I have a dataset that looks like this: Dataset
> dput(THSWP1_23)
structure(list(`Town District` = c(1, 2, 3, 4, 5, 6, 7, 8, 9),
`health score 1` = c(50, 236, 215, 277, 261, 333, 414, 385,
358), `Health score 2 and 3` = c(51, 238, 218, 281, 266,
339, 421, 393, 367)), class = c("tbl_df", "tbl", "data.frame"

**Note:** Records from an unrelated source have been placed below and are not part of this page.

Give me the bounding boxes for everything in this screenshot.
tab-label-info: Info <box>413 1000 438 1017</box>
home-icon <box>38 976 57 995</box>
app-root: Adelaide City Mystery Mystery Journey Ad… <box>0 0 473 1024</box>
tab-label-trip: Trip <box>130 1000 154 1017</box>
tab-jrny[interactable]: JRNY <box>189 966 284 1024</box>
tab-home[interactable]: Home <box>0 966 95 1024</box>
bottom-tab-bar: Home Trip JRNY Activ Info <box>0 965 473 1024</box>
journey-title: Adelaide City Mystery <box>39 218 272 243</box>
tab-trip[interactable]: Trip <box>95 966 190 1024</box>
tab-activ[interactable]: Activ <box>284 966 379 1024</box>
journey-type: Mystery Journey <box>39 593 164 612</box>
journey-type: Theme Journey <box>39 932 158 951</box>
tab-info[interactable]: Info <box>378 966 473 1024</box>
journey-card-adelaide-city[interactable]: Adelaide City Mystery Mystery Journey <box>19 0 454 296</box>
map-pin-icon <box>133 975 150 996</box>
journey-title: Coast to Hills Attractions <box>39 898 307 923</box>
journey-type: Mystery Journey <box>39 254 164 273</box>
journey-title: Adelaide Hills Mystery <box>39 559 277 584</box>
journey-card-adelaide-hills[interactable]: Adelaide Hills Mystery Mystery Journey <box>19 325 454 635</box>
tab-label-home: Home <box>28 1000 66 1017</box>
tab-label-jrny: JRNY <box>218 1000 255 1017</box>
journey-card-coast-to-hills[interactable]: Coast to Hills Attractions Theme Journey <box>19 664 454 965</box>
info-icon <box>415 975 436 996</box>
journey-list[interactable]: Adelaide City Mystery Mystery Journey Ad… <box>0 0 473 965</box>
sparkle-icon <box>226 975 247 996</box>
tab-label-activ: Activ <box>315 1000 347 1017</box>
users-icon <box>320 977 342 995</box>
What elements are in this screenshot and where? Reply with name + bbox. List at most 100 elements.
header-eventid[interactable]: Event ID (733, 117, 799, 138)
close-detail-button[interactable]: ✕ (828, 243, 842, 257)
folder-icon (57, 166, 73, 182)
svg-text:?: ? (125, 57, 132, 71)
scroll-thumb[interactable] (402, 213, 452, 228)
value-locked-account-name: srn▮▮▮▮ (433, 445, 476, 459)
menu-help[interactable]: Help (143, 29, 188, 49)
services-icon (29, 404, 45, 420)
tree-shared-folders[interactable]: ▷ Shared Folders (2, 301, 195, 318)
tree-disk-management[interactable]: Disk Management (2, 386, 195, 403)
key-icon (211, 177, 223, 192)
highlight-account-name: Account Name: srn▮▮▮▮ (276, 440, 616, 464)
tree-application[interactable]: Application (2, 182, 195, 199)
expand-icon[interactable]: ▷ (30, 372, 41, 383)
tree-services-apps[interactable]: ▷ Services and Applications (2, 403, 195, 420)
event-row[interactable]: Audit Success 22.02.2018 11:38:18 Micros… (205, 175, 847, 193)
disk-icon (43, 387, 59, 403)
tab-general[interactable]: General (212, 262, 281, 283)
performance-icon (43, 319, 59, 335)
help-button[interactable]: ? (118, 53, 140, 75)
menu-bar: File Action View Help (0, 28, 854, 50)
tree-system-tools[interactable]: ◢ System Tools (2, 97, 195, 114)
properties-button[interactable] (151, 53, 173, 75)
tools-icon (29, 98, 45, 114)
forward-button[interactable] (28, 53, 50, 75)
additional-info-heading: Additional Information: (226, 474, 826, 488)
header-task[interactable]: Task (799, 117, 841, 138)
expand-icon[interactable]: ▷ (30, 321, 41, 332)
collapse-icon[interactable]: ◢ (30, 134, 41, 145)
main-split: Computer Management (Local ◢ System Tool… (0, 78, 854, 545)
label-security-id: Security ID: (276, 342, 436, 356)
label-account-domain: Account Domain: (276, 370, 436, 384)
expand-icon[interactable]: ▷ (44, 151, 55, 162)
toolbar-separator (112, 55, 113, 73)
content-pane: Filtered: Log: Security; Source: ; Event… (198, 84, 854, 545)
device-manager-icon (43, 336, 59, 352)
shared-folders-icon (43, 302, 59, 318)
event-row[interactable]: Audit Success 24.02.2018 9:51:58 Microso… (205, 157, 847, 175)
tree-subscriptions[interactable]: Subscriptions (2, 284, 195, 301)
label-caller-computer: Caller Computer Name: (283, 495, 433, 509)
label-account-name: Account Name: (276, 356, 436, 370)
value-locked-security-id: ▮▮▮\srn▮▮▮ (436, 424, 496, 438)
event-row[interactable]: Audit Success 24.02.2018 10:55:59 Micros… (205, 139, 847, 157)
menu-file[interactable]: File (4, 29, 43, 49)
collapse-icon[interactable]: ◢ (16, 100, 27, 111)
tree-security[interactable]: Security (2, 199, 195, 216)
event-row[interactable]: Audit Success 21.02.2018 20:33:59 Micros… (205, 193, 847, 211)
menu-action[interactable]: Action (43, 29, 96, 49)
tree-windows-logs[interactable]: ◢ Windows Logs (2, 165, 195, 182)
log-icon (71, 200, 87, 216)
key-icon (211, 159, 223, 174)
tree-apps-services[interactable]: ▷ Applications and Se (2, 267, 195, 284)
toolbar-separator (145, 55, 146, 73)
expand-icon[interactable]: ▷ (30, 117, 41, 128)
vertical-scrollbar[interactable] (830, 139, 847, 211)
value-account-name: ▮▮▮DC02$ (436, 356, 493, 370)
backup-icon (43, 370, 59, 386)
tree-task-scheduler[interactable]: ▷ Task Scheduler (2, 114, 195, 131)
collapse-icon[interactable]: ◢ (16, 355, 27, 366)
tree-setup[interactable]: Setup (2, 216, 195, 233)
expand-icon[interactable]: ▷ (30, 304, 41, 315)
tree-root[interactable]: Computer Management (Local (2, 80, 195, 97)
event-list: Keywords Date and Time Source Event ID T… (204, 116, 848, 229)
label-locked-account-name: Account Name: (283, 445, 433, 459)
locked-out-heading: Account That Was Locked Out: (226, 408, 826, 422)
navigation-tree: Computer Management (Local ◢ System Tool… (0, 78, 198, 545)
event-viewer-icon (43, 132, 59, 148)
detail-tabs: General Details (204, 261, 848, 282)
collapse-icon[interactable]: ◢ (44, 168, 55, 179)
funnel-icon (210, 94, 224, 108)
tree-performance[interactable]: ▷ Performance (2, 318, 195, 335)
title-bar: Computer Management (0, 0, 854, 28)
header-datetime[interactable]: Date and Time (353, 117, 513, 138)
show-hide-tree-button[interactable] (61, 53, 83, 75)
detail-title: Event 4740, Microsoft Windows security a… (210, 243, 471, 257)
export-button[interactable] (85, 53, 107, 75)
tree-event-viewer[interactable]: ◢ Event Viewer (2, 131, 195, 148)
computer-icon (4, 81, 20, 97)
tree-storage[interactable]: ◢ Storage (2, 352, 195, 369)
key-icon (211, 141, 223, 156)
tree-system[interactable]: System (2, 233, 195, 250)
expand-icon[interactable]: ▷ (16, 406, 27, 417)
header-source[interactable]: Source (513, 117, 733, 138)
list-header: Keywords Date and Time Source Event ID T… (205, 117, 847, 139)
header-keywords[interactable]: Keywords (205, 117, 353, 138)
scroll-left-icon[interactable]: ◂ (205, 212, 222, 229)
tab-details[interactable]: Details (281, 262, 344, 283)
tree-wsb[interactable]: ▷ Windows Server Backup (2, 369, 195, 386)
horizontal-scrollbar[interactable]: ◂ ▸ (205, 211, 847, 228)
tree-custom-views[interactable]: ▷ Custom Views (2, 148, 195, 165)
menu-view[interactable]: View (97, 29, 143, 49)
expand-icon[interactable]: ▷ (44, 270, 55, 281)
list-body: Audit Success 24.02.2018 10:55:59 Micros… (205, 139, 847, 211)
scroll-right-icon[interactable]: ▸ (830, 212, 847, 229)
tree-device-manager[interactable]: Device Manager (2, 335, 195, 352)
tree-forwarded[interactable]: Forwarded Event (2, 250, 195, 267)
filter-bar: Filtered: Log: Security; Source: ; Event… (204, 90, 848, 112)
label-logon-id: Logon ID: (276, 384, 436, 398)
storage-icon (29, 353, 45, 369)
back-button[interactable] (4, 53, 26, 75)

), row.names = c(NA, -9L))
I want to run a chi-square test to see if there is a significant difference between Health score 1 and Health score 2+3 for every Town district.
i have tried these codes:
> chisq.test(THSWP1_23$`Town District`,THSWP1_23$`health score 1`)
> chisq.test(THSWP1_23$`Town District`,THSWP1_23$`Health score 2 and 3`)
> chisq.test(THSWP1_23$`health score 1`,THSWP1_23$`Health score 2 and 3`)
and all plots give the same output:
Pearson's Chi-squared test
data: THSWP1_23$`health score 1` and THSWP1_23$`Health score 2 and 3`
X-squared = 72, df = 64, p-value = 0.2303
Warning message:
In chisq.test(THSWP1_23$`health score 1`, THSWP1_23$`Health score 2 and 3`) :
Chi-squared approximation may be incorrect
I can't seem to figure out why the same X, df and p-values are given when the variables were combined in 3 different manners.
And i keep getting the approximation error. Is this due to the data itself or a faulty code?